We day dream when bored, wish the ground would open up and swallow us when embarrassed, disassociate when traumatized. Our bodies may be physically there but our heads are somewhere else. Our minds have found us an interesting place, a familiar place, a safer place.
The years of my childhood were filled with many traumatic moments. I learnt at a very young age the safest way to ensure the least pain was to disassociate. It wasn't a consciouses decision it happened naturally and became an important part of my survival.
As I got older I found I could turn it on at ease. Moments when my mother was giving one of her never ending lectures on how terrible we were. Moments when she would tell our friends that we were worthless and forbid us to talk to them. Moments when her rage controlled her and she slapped, kicked, and beat us until she tired out. Getting in touch with the anger, the shame, the guilt only created more pain.
But it's the moments filled with emotions that I vividly remember. The first teacher who took me aside and told me she believed in me. The first time I stayed at a friends house and saw the meaning of a loving family. The first time someone did something for me just because they cared. It is these moments that stand out the most.

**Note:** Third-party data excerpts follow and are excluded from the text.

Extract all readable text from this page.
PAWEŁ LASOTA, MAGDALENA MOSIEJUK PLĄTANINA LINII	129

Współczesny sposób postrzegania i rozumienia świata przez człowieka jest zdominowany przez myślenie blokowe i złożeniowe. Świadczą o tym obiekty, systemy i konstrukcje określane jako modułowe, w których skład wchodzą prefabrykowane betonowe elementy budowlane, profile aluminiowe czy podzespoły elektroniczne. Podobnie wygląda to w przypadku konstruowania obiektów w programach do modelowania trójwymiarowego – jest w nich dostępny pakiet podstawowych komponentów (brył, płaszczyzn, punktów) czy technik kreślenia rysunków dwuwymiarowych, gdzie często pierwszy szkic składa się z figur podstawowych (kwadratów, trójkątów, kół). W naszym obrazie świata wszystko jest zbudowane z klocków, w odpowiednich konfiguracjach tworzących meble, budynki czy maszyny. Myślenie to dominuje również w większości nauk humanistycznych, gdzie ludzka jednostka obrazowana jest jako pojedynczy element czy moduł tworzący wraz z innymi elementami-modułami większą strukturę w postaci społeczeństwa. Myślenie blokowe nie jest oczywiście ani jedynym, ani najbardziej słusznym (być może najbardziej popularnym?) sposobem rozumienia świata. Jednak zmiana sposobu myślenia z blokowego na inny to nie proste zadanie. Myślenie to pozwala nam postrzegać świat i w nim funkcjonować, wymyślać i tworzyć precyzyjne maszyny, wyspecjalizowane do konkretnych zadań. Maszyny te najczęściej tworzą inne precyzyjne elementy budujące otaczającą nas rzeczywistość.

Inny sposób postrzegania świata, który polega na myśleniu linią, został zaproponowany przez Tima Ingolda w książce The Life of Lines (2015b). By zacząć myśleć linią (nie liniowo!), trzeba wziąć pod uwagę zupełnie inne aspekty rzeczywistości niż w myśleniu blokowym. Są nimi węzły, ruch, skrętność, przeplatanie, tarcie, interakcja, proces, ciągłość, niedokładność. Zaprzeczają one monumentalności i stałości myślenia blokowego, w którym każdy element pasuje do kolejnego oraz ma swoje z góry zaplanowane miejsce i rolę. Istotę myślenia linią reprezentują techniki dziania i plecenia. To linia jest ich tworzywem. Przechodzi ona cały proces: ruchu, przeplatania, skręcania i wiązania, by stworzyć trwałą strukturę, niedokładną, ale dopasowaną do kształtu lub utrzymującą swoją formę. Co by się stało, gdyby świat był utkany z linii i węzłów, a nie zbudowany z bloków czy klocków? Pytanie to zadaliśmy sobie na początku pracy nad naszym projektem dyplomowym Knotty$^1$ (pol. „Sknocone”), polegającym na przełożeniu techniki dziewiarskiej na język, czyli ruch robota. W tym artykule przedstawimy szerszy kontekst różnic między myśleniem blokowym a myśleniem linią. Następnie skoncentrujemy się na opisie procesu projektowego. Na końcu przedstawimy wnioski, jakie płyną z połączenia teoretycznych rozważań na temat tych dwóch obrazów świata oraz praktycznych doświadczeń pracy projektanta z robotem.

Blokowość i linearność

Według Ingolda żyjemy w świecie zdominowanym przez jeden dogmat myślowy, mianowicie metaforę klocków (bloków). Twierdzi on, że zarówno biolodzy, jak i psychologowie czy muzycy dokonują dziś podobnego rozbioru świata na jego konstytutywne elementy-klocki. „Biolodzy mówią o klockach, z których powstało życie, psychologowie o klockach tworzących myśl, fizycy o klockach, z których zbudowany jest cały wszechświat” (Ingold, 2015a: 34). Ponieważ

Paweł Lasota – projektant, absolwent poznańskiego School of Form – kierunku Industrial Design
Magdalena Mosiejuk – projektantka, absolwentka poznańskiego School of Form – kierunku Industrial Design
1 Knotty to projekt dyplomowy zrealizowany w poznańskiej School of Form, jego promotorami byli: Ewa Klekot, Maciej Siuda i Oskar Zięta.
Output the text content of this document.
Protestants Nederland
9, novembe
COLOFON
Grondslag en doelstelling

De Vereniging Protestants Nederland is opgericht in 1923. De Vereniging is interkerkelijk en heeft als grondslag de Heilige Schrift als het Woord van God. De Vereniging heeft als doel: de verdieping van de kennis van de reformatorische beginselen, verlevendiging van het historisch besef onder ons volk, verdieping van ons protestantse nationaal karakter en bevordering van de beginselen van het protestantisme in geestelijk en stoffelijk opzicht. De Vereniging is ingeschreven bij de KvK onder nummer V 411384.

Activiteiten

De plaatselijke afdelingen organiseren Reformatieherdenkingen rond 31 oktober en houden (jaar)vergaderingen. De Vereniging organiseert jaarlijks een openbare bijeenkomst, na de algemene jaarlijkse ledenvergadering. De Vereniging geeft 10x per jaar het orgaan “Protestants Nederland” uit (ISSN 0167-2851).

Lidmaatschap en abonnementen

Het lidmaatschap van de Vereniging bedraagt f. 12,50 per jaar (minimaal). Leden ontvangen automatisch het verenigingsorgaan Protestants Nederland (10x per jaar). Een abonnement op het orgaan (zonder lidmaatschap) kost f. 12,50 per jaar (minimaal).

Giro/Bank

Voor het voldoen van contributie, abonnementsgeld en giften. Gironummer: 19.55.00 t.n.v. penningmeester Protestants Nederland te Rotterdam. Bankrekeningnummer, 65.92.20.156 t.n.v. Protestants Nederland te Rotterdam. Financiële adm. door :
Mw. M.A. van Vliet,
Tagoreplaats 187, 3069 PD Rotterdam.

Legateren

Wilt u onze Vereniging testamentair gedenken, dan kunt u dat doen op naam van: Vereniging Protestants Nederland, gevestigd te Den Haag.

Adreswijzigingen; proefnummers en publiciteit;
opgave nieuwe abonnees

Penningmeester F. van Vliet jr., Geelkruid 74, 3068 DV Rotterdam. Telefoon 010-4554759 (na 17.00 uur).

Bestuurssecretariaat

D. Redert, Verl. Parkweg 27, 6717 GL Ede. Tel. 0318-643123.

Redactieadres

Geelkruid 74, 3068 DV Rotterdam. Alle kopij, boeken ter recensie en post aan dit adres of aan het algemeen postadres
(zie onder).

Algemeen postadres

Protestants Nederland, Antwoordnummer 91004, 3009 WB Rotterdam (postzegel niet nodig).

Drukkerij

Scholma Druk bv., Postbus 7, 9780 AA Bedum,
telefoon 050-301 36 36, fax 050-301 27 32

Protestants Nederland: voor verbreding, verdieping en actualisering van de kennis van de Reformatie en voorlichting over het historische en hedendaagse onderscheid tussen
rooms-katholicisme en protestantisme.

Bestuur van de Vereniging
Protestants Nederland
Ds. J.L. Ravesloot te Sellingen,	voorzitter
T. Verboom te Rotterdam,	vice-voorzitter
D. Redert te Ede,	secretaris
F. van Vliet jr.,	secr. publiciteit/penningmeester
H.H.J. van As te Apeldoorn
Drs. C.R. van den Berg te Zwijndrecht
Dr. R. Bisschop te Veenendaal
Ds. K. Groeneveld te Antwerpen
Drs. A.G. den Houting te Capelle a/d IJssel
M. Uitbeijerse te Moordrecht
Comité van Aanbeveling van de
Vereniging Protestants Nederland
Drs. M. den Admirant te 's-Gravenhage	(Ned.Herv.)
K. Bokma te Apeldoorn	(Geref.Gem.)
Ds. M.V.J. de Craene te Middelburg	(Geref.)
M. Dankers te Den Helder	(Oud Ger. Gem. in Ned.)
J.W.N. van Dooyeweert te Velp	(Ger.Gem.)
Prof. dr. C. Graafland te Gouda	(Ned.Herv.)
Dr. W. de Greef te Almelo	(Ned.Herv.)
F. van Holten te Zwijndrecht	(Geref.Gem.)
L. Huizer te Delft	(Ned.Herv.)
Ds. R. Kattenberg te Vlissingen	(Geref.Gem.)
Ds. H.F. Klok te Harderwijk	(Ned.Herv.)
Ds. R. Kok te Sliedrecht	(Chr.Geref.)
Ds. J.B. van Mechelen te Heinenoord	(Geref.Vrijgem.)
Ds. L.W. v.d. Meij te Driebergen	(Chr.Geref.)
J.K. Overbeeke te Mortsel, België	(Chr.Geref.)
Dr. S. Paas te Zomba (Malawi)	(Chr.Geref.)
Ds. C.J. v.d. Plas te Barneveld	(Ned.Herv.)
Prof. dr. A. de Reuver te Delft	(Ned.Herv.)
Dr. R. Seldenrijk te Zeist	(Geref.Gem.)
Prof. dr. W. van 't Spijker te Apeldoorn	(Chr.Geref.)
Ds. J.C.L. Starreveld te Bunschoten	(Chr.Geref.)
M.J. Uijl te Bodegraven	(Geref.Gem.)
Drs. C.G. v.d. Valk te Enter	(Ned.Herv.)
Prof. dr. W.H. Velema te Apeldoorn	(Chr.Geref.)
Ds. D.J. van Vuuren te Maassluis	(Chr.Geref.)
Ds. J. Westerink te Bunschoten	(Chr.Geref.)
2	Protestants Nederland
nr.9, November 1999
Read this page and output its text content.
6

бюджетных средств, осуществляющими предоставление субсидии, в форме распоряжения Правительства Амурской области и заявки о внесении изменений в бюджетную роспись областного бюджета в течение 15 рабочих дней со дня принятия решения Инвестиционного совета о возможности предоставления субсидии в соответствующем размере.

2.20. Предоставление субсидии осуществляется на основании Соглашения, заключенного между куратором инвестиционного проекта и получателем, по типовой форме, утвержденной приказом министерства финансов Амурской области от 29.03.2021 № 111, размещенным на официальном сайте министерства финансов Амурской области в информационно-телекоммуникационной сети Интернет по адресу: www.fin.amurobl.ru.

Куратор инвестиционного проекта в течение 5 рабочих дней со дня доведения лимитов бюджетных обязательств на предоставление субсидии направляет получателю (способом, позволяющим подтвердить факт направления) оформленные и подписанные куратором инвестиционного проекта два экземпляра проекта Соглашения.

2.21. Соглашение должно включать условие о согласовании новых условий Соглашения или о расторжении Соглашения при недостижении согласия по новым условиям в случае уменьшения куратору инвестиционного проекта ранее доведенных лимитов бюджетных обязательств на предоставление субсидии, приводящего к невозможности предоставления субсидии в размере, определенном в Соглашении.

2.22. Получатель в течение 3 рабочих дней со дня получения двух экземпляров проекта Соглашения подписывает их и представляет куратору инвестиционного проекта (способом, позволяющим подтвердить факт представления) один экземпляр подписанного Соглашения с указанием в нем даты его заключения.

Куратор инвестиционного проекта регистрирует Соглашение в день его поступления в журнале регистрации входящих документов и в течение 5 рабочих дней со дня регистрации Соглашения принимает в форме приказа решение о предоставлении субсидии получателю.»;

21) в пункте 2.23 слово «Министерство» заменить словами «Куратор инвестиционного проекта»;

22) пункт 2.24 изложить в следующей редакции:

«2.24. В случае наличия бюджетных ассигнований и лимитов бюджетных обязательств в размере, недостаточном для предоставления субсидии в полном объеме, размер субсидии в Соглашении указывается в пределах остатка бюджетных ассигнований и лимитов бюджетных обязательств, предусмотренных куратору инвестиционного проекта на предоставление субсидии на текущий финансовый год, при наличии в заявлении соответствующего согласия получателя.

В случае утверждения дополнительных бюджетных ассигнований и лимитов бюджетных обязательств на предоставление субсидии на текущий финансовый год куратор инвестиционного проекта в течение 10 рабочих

While turning off my emotions has always been easy turning them on is so much harder. There were days that I would walk around completely numb an empty hole in my heart where my feelings should reside. It was like my heart has been encased in an impenetrable glass box. The self harm started because I needed something intense to break though those walls of glass imprisoning me. I wanted to feel and pain seemed a better option then numbness.
When the glass box would shatter my emotions would break free and overwhelm me. They seemed to be magnified and to much to bear. So again I would turn to the self harm to help me reign in my feelings and make them more manageable. It was a never ending cycle.
Now I am a mother I need to be able to carefully open the glass box of my emotions. I want to feel the unlimited love for my baby, the pain when she is hurt, the pride in her progress.
Day by day my daughter is slowly teaching me to get in touch with my feelings without letting them destroy me.